Я много читал, размышлял над прочитанным, иногда встречался с Иваном и его друзьями, но моя сущность требовала какого-то другого круга общения, общения, где формируются и живут идеи, образы, формы, и где я, может быть, найду истину и пойму что-то важное для себя, то, чего я не понимал прежде. Из психологии я знал, что наши эмоции, чувства и представления о чём-то нестойки и изменчивы, и чтобы закрепить их, нужна активная форма мышления. Тем более, мой мир слов и образов был странным, и я, оценивая его отстранённо, не понимал его и по этому поводу рефлексировал.

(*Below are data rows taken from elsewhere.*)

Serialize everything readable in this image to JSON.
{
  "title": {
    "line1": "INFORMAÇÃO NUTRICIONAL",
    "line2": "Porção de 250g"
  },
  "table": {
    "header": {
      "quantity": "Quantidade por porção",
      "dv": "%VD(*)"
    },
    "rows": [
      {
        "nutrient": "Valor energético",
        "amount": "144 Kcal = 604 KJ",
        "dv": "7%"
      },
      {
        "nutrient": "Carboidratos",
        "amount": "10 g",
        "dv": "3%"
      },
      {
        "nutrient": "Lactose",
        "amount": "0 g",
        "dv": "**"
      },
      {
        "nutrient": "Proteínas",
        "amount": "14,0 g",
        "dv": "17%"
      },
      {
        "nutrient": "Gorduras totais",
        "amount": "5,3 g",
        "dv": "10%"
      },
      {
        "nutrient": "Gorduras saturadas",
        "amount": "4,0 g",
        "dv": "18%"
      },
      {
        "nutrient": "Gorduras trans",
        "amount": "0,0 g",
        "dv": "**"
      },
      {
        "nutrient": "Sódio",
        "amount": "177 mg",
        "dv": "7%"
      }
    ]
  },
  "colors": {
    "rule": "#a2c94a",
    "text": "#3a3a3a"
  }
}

В пятнадцати минутах ходьбы от общежития на улице Химиков находился Дом культуры строителей. Проходя мимо, я видел объявления, которые предлагали мне записаться в кружок «Помоги себе сам» или в кружок бисероплетения, а также в студию «мягкой игрушки» или в студию «кройки и шитья». У кружков были названия: кружок декоративно-прикладного творчества «Вдохновение», студия ИЗО «Волшебная палитра» и даже на иностранный манер — «Dance». Иногда появлялись новые объявления: администрация призывала записываться в класс игры на барабанах, в фольклорный хор или в кружок «Ветеран». Я ловил себя на том, что, читая объявления, невольно улыбаюсь, хотя, что смешного в том, что люди хотят танцевать, петь и вышивать бисером? Сам я вышивать бисером не хотел так же, как и играть на барабанах. И я шёл дальше по своим делам, пытаясь представить, что скрывается за этим «Помоги себе сам», и почему кружок декоративно-прикладного искусства называется кружком, а «кройка и шитьё» студией. Бывает, в голову забредёт какая-нибудь ерунда, которую потом колом не вышибешь. Это, как стишок или навязчивая мелодия, которые будут вертеться в голове до тех пор, пока сами не уйдут куда-то.

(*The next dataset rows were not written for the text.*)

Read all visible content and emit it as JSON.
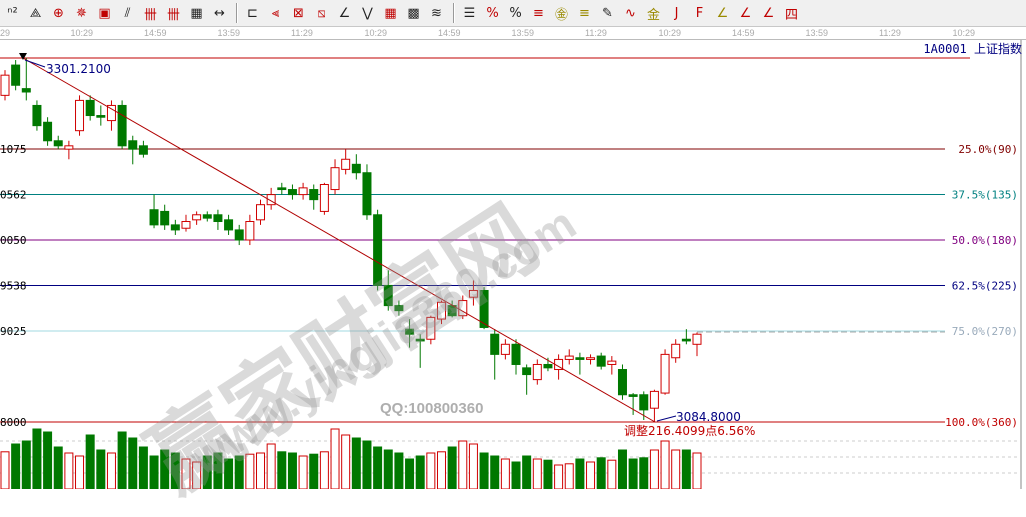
{
  "toolbar": {
    "icons": [
      {
        "name": "n2-icon",
        "glyph": "ⁿ²"
      },
      {
        "name": "triangle-pattern-icon",
        "glyph": "⟁"
      },
      {
        "name": "target-icon",
        "glyph": "⊕",
        "c": "red"
      },
      {
        "name": "gear-radial-icon",
        "glyph": "✵",
        "c": "red"
      },
      {
        "name": "box-grid-icon",
        "glyph": "▣",
        "c": "red"
      },
      {
        "name": "parallel-lines-icon",
        "glyph": "⫽"
      },
      {
        "name": "fib-time-icon",
        "glyph": "卌",
        "c": "red"
      },
      {
        "name": "fib-zone-icon",
        "glyph": "卌",
        "c": "red"
      },
      {
        "name": "ruler-icon",
        "glyph": "▦"
      },
      {
        "name": "measure-icon",
        "glyph": "↔"
      },
      {
        "sep": true
      },
      {
        "name": "rect-tool-icon",
        "glyph": "⊏"
      },
      {
        "name": "fan-lines-icon",
        "glyph": "⫷",
        "c": "red"
      },
      {
        "name": "gann-box-icon",
        "glyph": "⊠",
        "c": "red"
      },
      {
        "name": "gann-fan-icon",
        "glyph": "⧅",
        "c": "red"
      },
      {
        "name": "angle-icon",
        "glyph": "∠"
      },
      {
        "name": "zigzag-icon",
        "glyph": "⋁"
      },
      {
        "name": "grid-icon",
        "glyph": "▦",
        "c": "red"
      },
      {
        "name": "grid-dark-icon",
        "glyph": "▩"
      },
      {
        "name": "parallel-channel-icon",
        "glyph": "≋"
      },
      {
        "sep": true
      },
      {
        "name": "list-icon",
        "glyph": "☰"
      },
      {
        "name": "percent-line-icon",
        "glyph": "%",
        "c": "red"
      },
      {
        "name": "percent-icon",
        "glyph": "%"
      },
      {
        "name": "percent-levels-icon",
        "glyph": "≡",
        "c": "red"
      },
      {
        "name": "gold-circle-icon",
        "glyph": "㊎",
        "c": "gold"
      },
      {
        "name": "gold-levels-icon",
        "glyph": "≡",
        "c": "gold"
      },
      {
        "name": "pen-icon",
        "glyph": "✎"
      },
      {
        "name": "wave-icon",
        "glyph": "∿",
        "c": "red"
      },
      {
        "name": "gold-line-icon",
        "glyph": "金",
        "c": "gold"
      },
      {
        "name": "j-line-icon",
        "glyph": "J",
        "c": "red"
      },
      {
        "name": "f-line-icon",
        "glyph": "F",
        "c": "red"
      },
      {
        "name": "gold-angle-icon",
        "glyph": "∠",
        "c": "gold"
      },
      {
        "name": "char-angle-icon",
        "glyph": "∠",
        "c": "red"
      },
      {
        "name": "char-angle-2-icon",
        "glyph": "∠",
        "c": "red"
      },
      {
        "name": "four-angle-icon",
        "glyph": "四",
        "c": "red"
      }
    ]
  },
  "time_axis": [
    "29",
    "10:29",
    "14:59",
    "13:59",
    "11:29",
    "10:29",
    "14:59",
    "13:59",
    "11:29",
    "10:29",
    "14:59",
    "13:59",
    "11:29",
    "10:29"
  ],
  "symbol": "1A0001 上证指数",
  "watermark": {
    "brand": "赢家财富网",
    "url": "www.yingjia360.com",
    "qq": "QQ:100800360"
  },
  "colors": {
    "up": "#d00000",
    "down": "#007800",
    "trend": "#b00000"
  },
  "chart_data": {
    "type": "candlestick",
    "ylim": [
      3084.8,
      3301.21
    ],
    "high_label": "3301.2100",
    "low_label": "3084.8000",
    "adjust_note": "调整216.4099点6.56%",
    "fib_levels": [
      {
        "price": 3301.21,
        "label": "",
        "axis": "",
        "color": "#c00000"
      },
      {
        "price": 3247.1075,
        "label": "25.0%(90)",
        "axis": "1075",
        "color": "#800000"
      },
      {
        "price": 3220.0562,
        "label": "37.5%(135)",
        "axis": "0562",
        "color": "#008080"
      },
      {
        "price": 3193.005,
        "label": "50.0%(180)",
        "axis": "0050",
        "color": "#800080"
      },
      {
        "price": 3165.9538,
        "label": "62.5%(225)",
        "axis": "9538",
        "color": "#000080"
      },
      {
        "price": 3138.9025,
        "label": "75.0%(270)",
        "axis": "9025",
        "color": "#a0d8e0"
      },
      {
        "price": 3084.8,
        "label": "100.0%(360)",
        "axis": "8000",
        "color": "#c00000"
      }
    ],
    "ohlc": [
      [
        3279,
        3294,
        3276,
        3291
      ],
      [
        3297,
        3300,
        3282,
        3285
      ],
      [
        3283,
        3301.21,
        3276,
        3281
      ],
      [
        3273,
        3276,
        3258,
        3261
      ],
      [
        3263,
        3266,
        3249,
        3252
      ],
      [
        3252,
        3255,
        3247,
        3249
      ],
      [
        3247,
        3252,
        3241,
        3249
      ],
      [
        3258,
        3279,
        3255,
        3276
      ],
      [
        3276,
        3279,
        3264,
        3267
      ],
      [
        3267,
        3273,
        3261,
        3266
      ],
      [
        3264,
        3276,
        3258,
        3273
      ],
      [
        3273,
        3276,
        3247,
        3249
      ],
      [
        3252,
        3255,
        3238,
        3247
      ],
      [
        3249,
        3252,
        3242,
        3244
      ],
      [
        3211,
        3220,
        3200,
        3202
      ],
      [
        3210,
        3214,
        3199,
        3202
      ],
      [
        3202,
        3205,
        3196,
        3199
      ],
      [
        3200,
        3208,
        3198,
        3204
      ],
      [
        3205,
        3210,
        3202,
        3208
      ],
      [
        3208,
        3210,
        3204,
        3206
      ],
      [
        3208,
        3211,
        3199,
        3204
      ],
      [
        3205,
        3208,
        3196,
        3199
      ],
      [
        3199,
        3202,
        3190,
        3193
      ],
      [
        3193,
        3208,
        3190,
        3204
      ],
      [
        3205,
        3217,
        3202,
        3214
      ],
      [
        3214,
        3224,
        3211,
        3220
      ],
      [
        3224,
        3227,
        3220,
        3223
      ],
      [
        3223,
        3226,
        3217,
        3220
      ],
      [
        3220,
        3227,
        3217,
        3224
      ],
      [
        3223,
        3226,
        3211,
        3217
      ],
      [
        3210,
        3227,
        3208,
        3226
      ],
      [
        3223,
        3241,
        3220,
        3236
      ],
      [
        3235,
        3247,
        3232,
        3241
      ],
      [
        3238,
        3244,
        3229,
        3233
      ],
      [
        3233,
        3238,
        3205,
        3208
      ],
      [
        3208,
        3211,
        3163,
        3166
      ],
      [
        3166,
        3175,
        3151,
        3154
      ],
      [
        3154,
        3157,
        3148,
        3151
      ],
      [
        3140,
        3146,
        3129,
        3137
      ],
      [
        3134,
        3137,
        3117,
        3133
      ],
      [
        3134,
        3148,
        3131,
        3147
      ],
      [
        3146,
        3157,
        3143,
        3156
      ],
      [
        3154,
        3157,
        3147,
        3148
      ],
      [
        3148,
        3160,
        3146,
        3157
      ],
      [
        3159,
        3169,
        3154,
        3163
      ],
      [
        3163,
        3165,
        3140,
        3141
      ],
      [
        3137,
        3140,
        3110,
        3125
      ],
      [
        3125,
        3134,
        3122,
        3131
      ],
      [
        3131,
        3134,
        3113,
        3119
      ],
      [
        3117,
        3119,
        3101,
        3113
      ],
      [
        3110,
        3122,
        3107,
        3119
      ],
      [
        3119,
        3123,
        3115,
        3117
      ],
      [
        3116,
        3125,
        3110,
        3122
      ],
      [
        3122,
        3128,
        3119,
        3124
      ],
      [
        3123,
        3126,
        3113,
        3122
      ],
      [
        3122,
        3125,
        3119,
        3123
      ],
      [
        3124,
        3126,
        3116,
        3118
      ],
      [
        3119,
        3124,
        3113,
        3121
      ],
      [
        3116,
        3119,
        3098,
        3101
      ],
      [
        3101,
        3102,
        3089,
        3100
      ],
      [
        3101,
        3103,
        3086,
        3092
      ],
      [
        3093,
        3104,
        3084.8,
        3103
      ],
      [
        3102,
        3128,
        3101,
        3125
      ],
      [
        3123,
        3134,
        3120,
        3131
      ],
      [
        3134,
        3140,
        3131,
        3133
      ],
      [
        3131,
        3138,
        3124,
        3137
      ]
    ],
    "volume": [
      62,
      75,
      80,
      100,
      95,
      70,
      60,
      55,
      90,
      65,
      60,
      95,
      85,
      70,
      55,
      65,
      60,
      50,
      45,
      55,
      60,
      50,
      55,
      58,
      60,
      75,
      62,
      60,
      55,
      58,
      62,
      100,
      90,
      85,
      80,
      70,
      65,
      60,
      50,
      55,
      60,
      62,
      70,
      80,
      75,
      60,
      55,
      50,
      45,
      55,
      50,
      48,
      40,
      42,
      50,
      45,
      52,
      48,
      65,
      50,
      52,
      65,
      80,
      65,
      65,
      60
    ]
  }
}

Помню, в детстве на дальнем конце нашей улице жили братья с прозвищем «китайцы» — старший китаец и младший. Старший, которому было лет двенадцать, считался хулиганом отъявленным. А младший, только поступивший в первый класс, тянулся за старшим и перенимал все его повадки. Вся улица знала, что отец их вор и сидит в тюрьме. Не помню, как младший как-то оказался у нас в доме, но помню, что моя мать угостила его куском пирога, и он, благодарный редкому к себе доброму отношению, решил прочитать стихи, которые знал. Он попросил поставить его на табуретку и прочитал стихи, похожие на частушки. Самое невинное четверостишие было: «Пришла курица в аптеку И сказала: «Кукареку! Дайте пудру и духи, Чтоб топтали петухи!..».
Мать выпроводила младшего китайца на улицу и сказала: «Чтоб больше я этого маленького негодяя не видела. Вова, это плохой мальчик. Не водись с ним».
Наша компания с китайцами и не водилась, просто они иногда появлялись на нашей части улицы, и мы относились к ним нейтрально, потому что это всё же была одна улица.
Я спросил мать:
— А зачем кур нужно топтать?
— Не знаю, — ответила раздражённо мать. — Спроси у отца.
— Сынок… это чтобы курочки яички несли, — растерянно и невпопад сказал отец.
Я ничего не понял, и только немного позже, когда на улице меня по-своему просветили по части половых отношений, я пришёл к выводу, что вопрос свой поставил неверно, правильно было спросить не «зачем?», а «как?».